Jo McKinnon Column

Willow Park – A yearling’s journey

This week, Jo McKinnon paid a visit to Willow Park Stud in the Hunter Valley to take a first-hand look at the progress of their draft of ten yearlings being prepared for the 2022 Magic Millions Gold Coast Yearling Sale.

Jo spoke with stud manager Jade Rossington as the youngsters that have now been in for two weeks went through their daily morning ritual on what was a superb spring day.

Jade, what have the horses been up to since we caught up with you last week?

The horses have had their walker time increased from 20-30 minutes daily. A couple of them have had their feed adjusted and a couple of lighter ones are getting more feed. The heavier ones are getting hay nets introduced instead of ad-lib hay they now get half a biscuit three times a day. That’s what’s changed as far as feed and work go. They also started doing practise parades for inspections and have all been bathed again this week.  

We have also been plaiting their manes over onto the offside to train their mane to go on the right side.  They have also had the chiropractor, Brett Myall, visit this week to go over them all and if there’s an issue he will fix them. You often find there are a few issues as they might have played rough in the paddock or they had a little accident as a foal and he puts them into place.

Obviously, some horses are starting to vary in terms of their progress at this stage. Are you starting to see a few differences in conditioning and their coats? 

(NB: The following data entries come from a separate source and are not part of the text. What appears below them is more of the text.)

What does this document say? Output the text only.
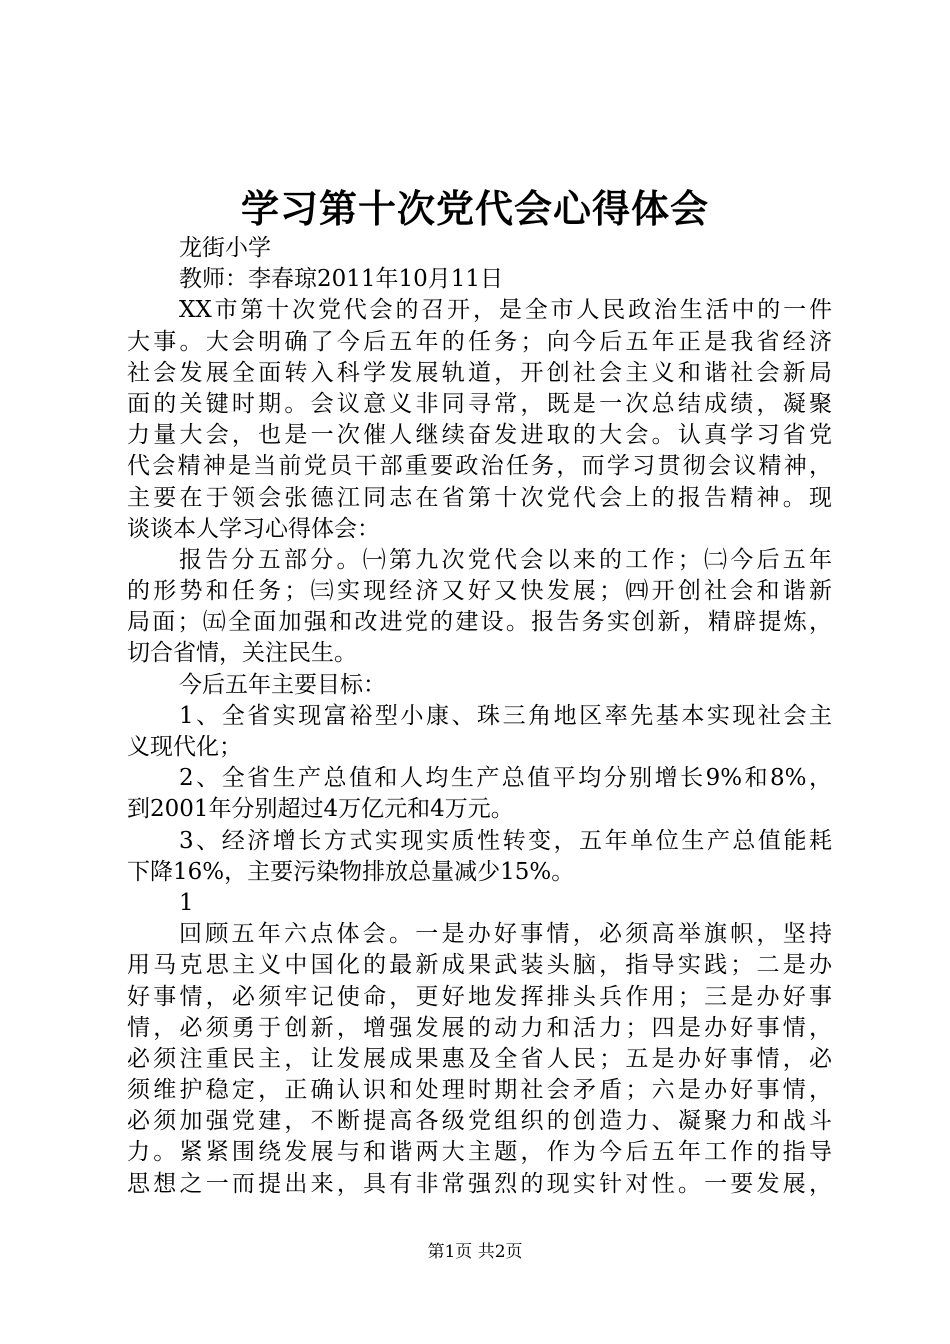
学习第十次党代会心得体会
龙街小学
教师：李春琼2011年10月11日
XX市第十次党代会的召开，是全市人民政治生活中的一件
大事。大会明确了今后五年的任务；向今后五年正是我省经济
社会发展全面转入科学发展轨道，开创社会主义和谐社会新局
面的关键时期。会议意义非同寻常，既是一次总结成绩，凝聚
力量大会，也是一次催人继续奋发进取的大会。认真学习省党
代会精神是当前党员干部重要政治任务，而学习贯彻会议精神，
主要在于领会张德江同志在省第十次党代会上的报告精神。现
谈谈本人学习心得体会：
报告分五部分。㈠第九次党代会以来的工作；㈡今后五年
的形势和任务；㈢实现经济又好又快发展；㈣开创社会和谐新
局面；㈤全面加强和改进党的建设。报告务实创新，精辟提炼，
切合省情，关注民生。
今后五年主要目标：
1、全省实现富裕型小康、珠三角地区率先基本实现社会主
义现代化；
2、全省生产总值和人均生产总值平均分别增长9%和8%，
到2001年分别超过4万亿元和4万元。
3、经济增长方式实现实质性转变，五年单位生产总值能耗
下降16%，主要污染物排放总量减少15%。
1
回顾五年六点体会。一是办好事情，必须高举旗帜，坚持
用马克思主义中国化的最新成果武装头脑，指导实践；二是办
好事情，必须牢记使命，更好地发挥排头兵作用；三是办好事
情，必须勇于创新，增强发展的动力和活力；四是办好事情，
必须注重民主，让发展成果惠及全省人民；五是办好事情，必
须维护稳定，正确认识和处理时期社会矛盾；六是办好事情，
必须加强党建，不断提高各级党组织的创造力、凝聚力和战斗
力。紧紧围绕发展与和谐两大主题，作为今后五年工作的指导
思想之一而提出来，具有非常强烈的现实针对性。一要发展，
第1页 共2页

We are really happy with how their coats are coming together. They have had their rugs on a bit too so their coats are coming up quite quickly. It’s also a matter of keeping a constant eye on them so one is not too heavy or too light.

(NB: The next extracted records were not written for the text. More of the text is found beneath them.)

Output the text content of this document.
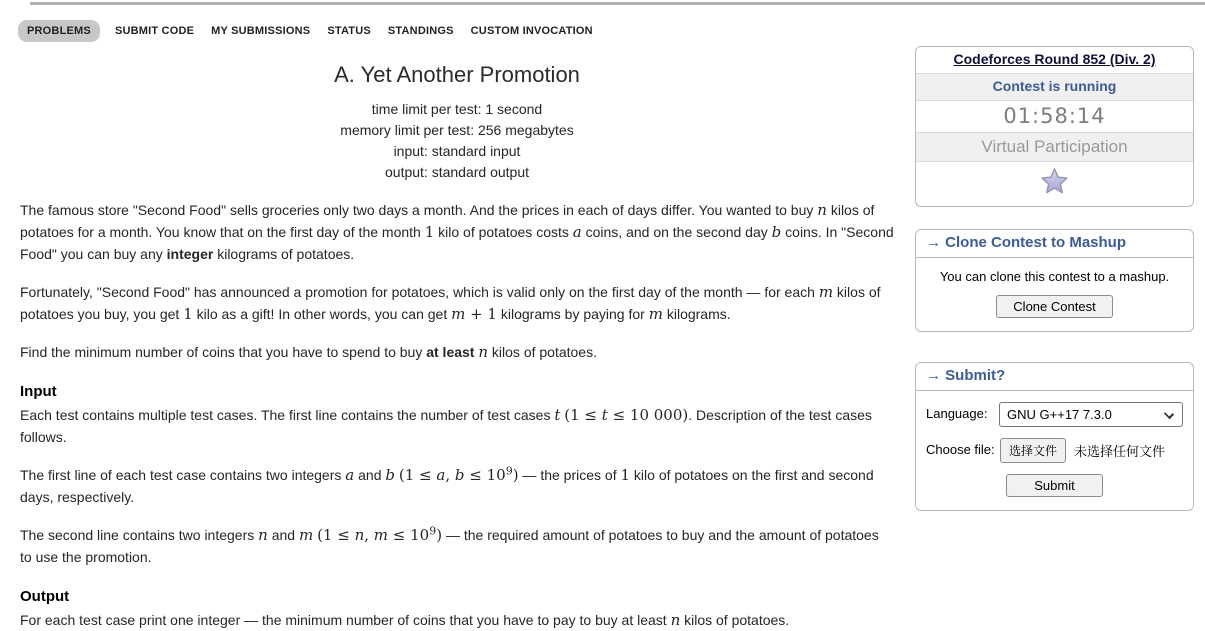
PROBLEMS	SUBMIT CODE MY SUBMISSIONS STATUS STANDINGS CUSTOM INVOCATION
A. Yet Another Promotion
time limit per test: 1 second
memory limit per test: 256 megabytes
input: standard input
output: standard output
The famous store "Second Food" sells groceries only two days a month. And the prices in each of days differ. You wanted to buy n kilos of potatoes for a month. You know that on the first day of the month 1 kilo of potatoes costs a coins, and on the second day b coins. In "Second Food" you can buy any integer kilograms of potatoes.
Fortunately, "Second Food" has announced a promotion for potatoes, which is valid only on the first day of the month — for each m kilos of potatoes you buy, you get 1 kilo as a gift! In other words, you can get m + 1 kilograms by paying for m kilograms.
Find the minimum number of coins that you have to spend to buy at least n kilos of potatoes.
Input
Each test contains multiple test cases. The first line contains the number of test cases t (1 ≤ t ≤ 10 000). Description of the test cases follows.
The first line of each test case contains two integers a and b (1 ≤ a, $b \le 10^9$) — the prices of 1 kilo of potatoes on the first and second days, respectively.
The second line contains two integers n and m (1 ≤ n, $m \le 10^9$) — the required amount of potatoes to buy and the amount of potatoes to use the promotion.
Output
For each test case print one integer — the minimum number of coins that you have to pay to buy at least n kilos of potatoes.
Codeforces Round 852 (Div. 2)
Contest is running
01:58:14
Virtual Participation
→ Clone Contest to Mashup
You can clone this contest to a mashup.
Clone Contest
→ Submit?
Language:	GNU G++17 7.3.0
Choose file:	选择文件	未选择任何文件
Submit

Is there a regimented process when they are caught in their paddocks and brought into the stables for their exercise and handling?

Every moment that we are with them we try to walk them like they are being shown and walk them properly and, even if you are standing up and waiting for one to walk out of a gate, stand them up. The whole time we are concentrating on the horse and they thrive on the routine and we stick to it. The only time it’s disrupted is when they have early parades and they will have to be worked after the parade. Sometimes it reflects on their behaviour out there but generally, they are pretty good.

The hill they have to walk up and down to and from the paddocks seems to be beneficial? 

I think it’s very good for them practising walking and their manners as well and for their topline and it’s good for staff fitness as well. It teaches the horses to walk out properly and drop their head and relax and stroll along nicely.

How do you prepare for when trainers and agents come to inspect them?

Obviously, the horses have to be spot on. Most of the staff have been here a little while and shown yearlings before so they don’t need too much fine-tuning but one girl on our team hasn’t done sales or yearling prep before so Brett Wise has shown her what to expect.

What are the main things you try to emphasise as important? People can have different styles of showcasing a yearling but what do you try and instil in the handlers?

You want the horses to walk out well and be relaxed, I think they are the main two things. A nice, fluent walk and also relaxed at the same time. You don’t want your horses going out there and being too naughty because buyers can’t get a good look at them and it’s not a very good look as they might think it’s an indication of temperament. That’s why we practise and if there is one that’s naughty we will take it back out again in the afternoon and get it more used to the surroundings and focused on their leader. 

What specifically do you teach the handlers?

We tell them that if they are relaxed, the horse is. We have them on a pretty loose lead and keeping them relaxed is the key to walking out nicely and we want them to stop and come forward when you ask and go back when you ask and stand still for the 30 seconds someone might be looking at them.

How much effort goes into the actual positioning and surface of the parade area? 

The gardeners keep on top of the surface, which is fairly new turf that was put in 12 months ago. They take great pride in keeping it well-manicured. If they chop it up they won’t be happy but we make sure it’s in top condition. We keep it quite short so you can see the hooves and whole leg and it’s very flat, too.

How much do you think these early parades influence the decision making of buyers ahead of the sales?

A lot of them make a shortlist off this inspection so it’s very important. Because there are 1,200-1,500 horses on the Gold Coast they don’t have enough time to get around and look at them all up there so they will come to the Hunter and get a lot of the drafts out of the way. Every horse you want to show off to the best of their ability.

It’s beautiful weather here this morning and it’s been a lovely season with plenty of feed around. Are you seeing that reflected in their progress at all?

They came in looking really well in condition and in their coats, which is a reflection of the feed that’s around, but you have got to make sure they do not peak too early before the sales.